# In an increasing geometric progression, the difference between the fifth and first terms is 15 and the difference

**In an increasing geometric progression, the difference between the fifth and first terms is 15 and the difference between the fourth and second terms is 6. The sum of all members of the progression is 127. Determine the number of members in this progression.**

By condition

(1) b5 – b1 = 15;

(2) b4 – b2 = 6.

We use the following formulas:

bn = b1 * q ^ (n-1), n = 1, 2 …

Sn = b1 * (q ^ n – 1) / (q – 1).

Taking into account the formulas, we rewrite equations (1) and (2):

b1 * q ^ 4 – b1 = b1 * (q ^ 4 – 1) = b1 * (q ^ 2 – 1) * (q ^ 2 + 1) = 15;

b1 * q ^ 3 – b1 * q = b1 * q * (q ^ 2 – 1) = 6;

Divide the first by the second and find q.

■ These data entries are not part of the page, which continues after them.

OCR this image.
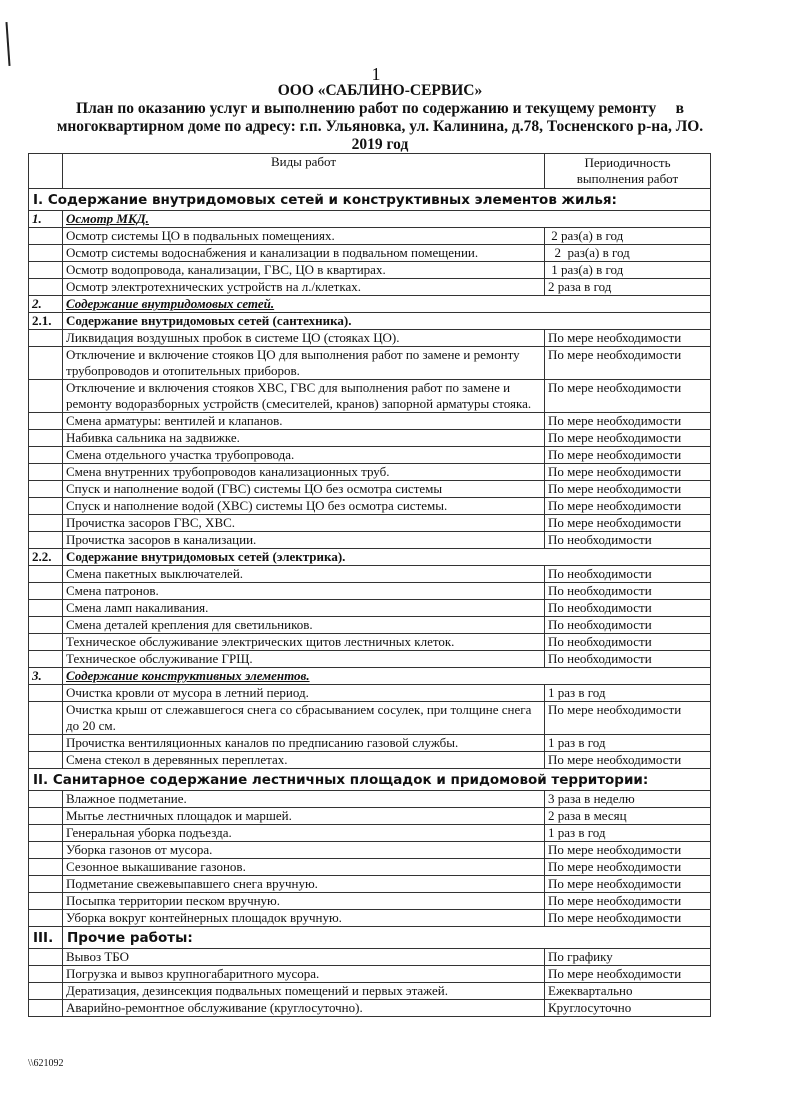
1
ООО «САБЛИНО-СЕРВИС»
План по оказанию услуг и выполнению работ по содержанию и текущему ремонту     в
многоквартирном доме по адресу: г.п. Ульяновка, ул. Калинина, д.78, Тосненского р-на, ЛО.
2019 год
	Виды работ	Периодичность
выполнения работ

I. Содержание внутридомовых сетей и конструктивных элементов жилья:		
1.	Осмотр МКД.	
	Осмотр системы ЦО в подвальных помещениях.	2 раз(а) в год
	Осмотр системы водоснабжения и канализации в подвальном помещении.	2  раз(а) в год
	Осмотр водопровода, канализации, ГВС, ЦО в квартирах.	1 раз(а) в год
	Осмотр электротехнических устройств на л./клетках.	2 раза в год
2.	Содержание внутридомовых сетей.	
2.1.	Содержание внутридомовых сетей (сантехника).	
	Ликвидация воздушных пробок в системе ЦО (стояках ЦО).	По мере необходимости
	Отключение и включение стояков ЦО для выполнения работ по замене и ремонту трубопроводов и отопительных приборов.	По мере необходимости
	Отключение и включения стояков ХВС, ГВС для выполнения работ по замене и ремонту водоразборных устройств (смесителей, кранов) запорной арматуры стояка.	По мере необходимости
	Смена арматуры: вентилей и клапанов.	По мере необходимости
	Набивка сальника на задвижке.	По мере необходимости
	Смена отдельного участка трубопровода.	По мере необходимости
	Смена внутренних трубопроводов канализационных труб.	По мере необходимости
	Спуск и наполнение водой (ГВС) системы ЦО без осмотра системы	По мере необходимости
	Спуск и наполнение водой (ХВС) системы ЦО без осмотра системы.	По мере необходимости
	Прочистка засоров ГВС, ХВС.	По мере необходимости
	Прочистка засоров в канализации.	По необходимости
2.2.	Содержание внутридомовых сетей (электрика).	
	Смена пакетных выключателей.	По необходимости
	Смена патронов.	По необходимости
	Смена ламп накаливания.	По необходимости
	Смена деталей крепления для светильников.	По необходимости
	Техническое обслуживание электрических щитов лестничных клеток.	По необходимости
	Техническое обслуживание ГРЩ.	По необходимости
3.	Содержание конструктивных элементов.	
	Очистка кровли от мусора в летний период.	1 раз в год
	Очистка крыш от слежавшегося снега со сбрасыванием сосулек, при толщине снега до 20 см.	По мере необходимости
	Прочистка вентиляционных каналов по предписанию газовой службы.	1 раз в год
	Смена стекол в деревянных переплетах.	По мере необходимости
II. Санитарное содержание лестничных площадок и придомовой территории:		
	Влажное подметание.	3 раза в неделю
	Мытье лестничных площадок и маршей.	2 раза в месяц
	Генеральная уборка подъезда.	1 раз в год
	Уборка газонов от мусора.	По мере необходимости
	Сезонное выкашивание газонов.	По мере необходимости
	Подметание свежевыпавшего снега вручную.	По мере необходимости
	Посыпка территории песком вручную.	По мере необходимости
	Уборка вокруг контейнерных площадок вручную.	По мере необходимости
III.	Прочие работы:	
	Вывоз ТБО	По графику
	Погрузка и вывоз крупногабаритного мусора.	По мере необходимости
	Дератизация, дезинсекция подвальных помещений и первых этажей.	Ежеквартально
	Аварийно-ремонтное обслуживание (круглосуточно).	Круглосуточно
\\621092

b1 * (q ^ 2 – 1) * (q ^ 2 + 1) / b1 * q * (q ^ 2 – 1) = 15/6.

(q ^ 2 + 1) / q = 15/6.

6 * q ^ 2 + 6 = 15 * q.

2 * q ^ 2 – 5 * q + 2 = 0.

Let’s find the discriminant.

q1,2 = (5 ± (5 ^ 2 – 4 * 2 * 2) ^ (1/2) / 4 = (5 ± 3) / 4.

q1 = 2.

q2 = ½ does not fit, since in our case the progression is increasing and q> 1.

Substitute the values in the formulas b1 and Sn = 127.

b1 = 15 / (q ^ 4 – 1) = 15 / (2 ^ 4 – 1) = 1.

127 = 1 * (2 ^ n – 1) / (2 -1) = 2 ^ n – 1.

128 = 2 ^ n.

N = 7.

There are 7 members in this progression.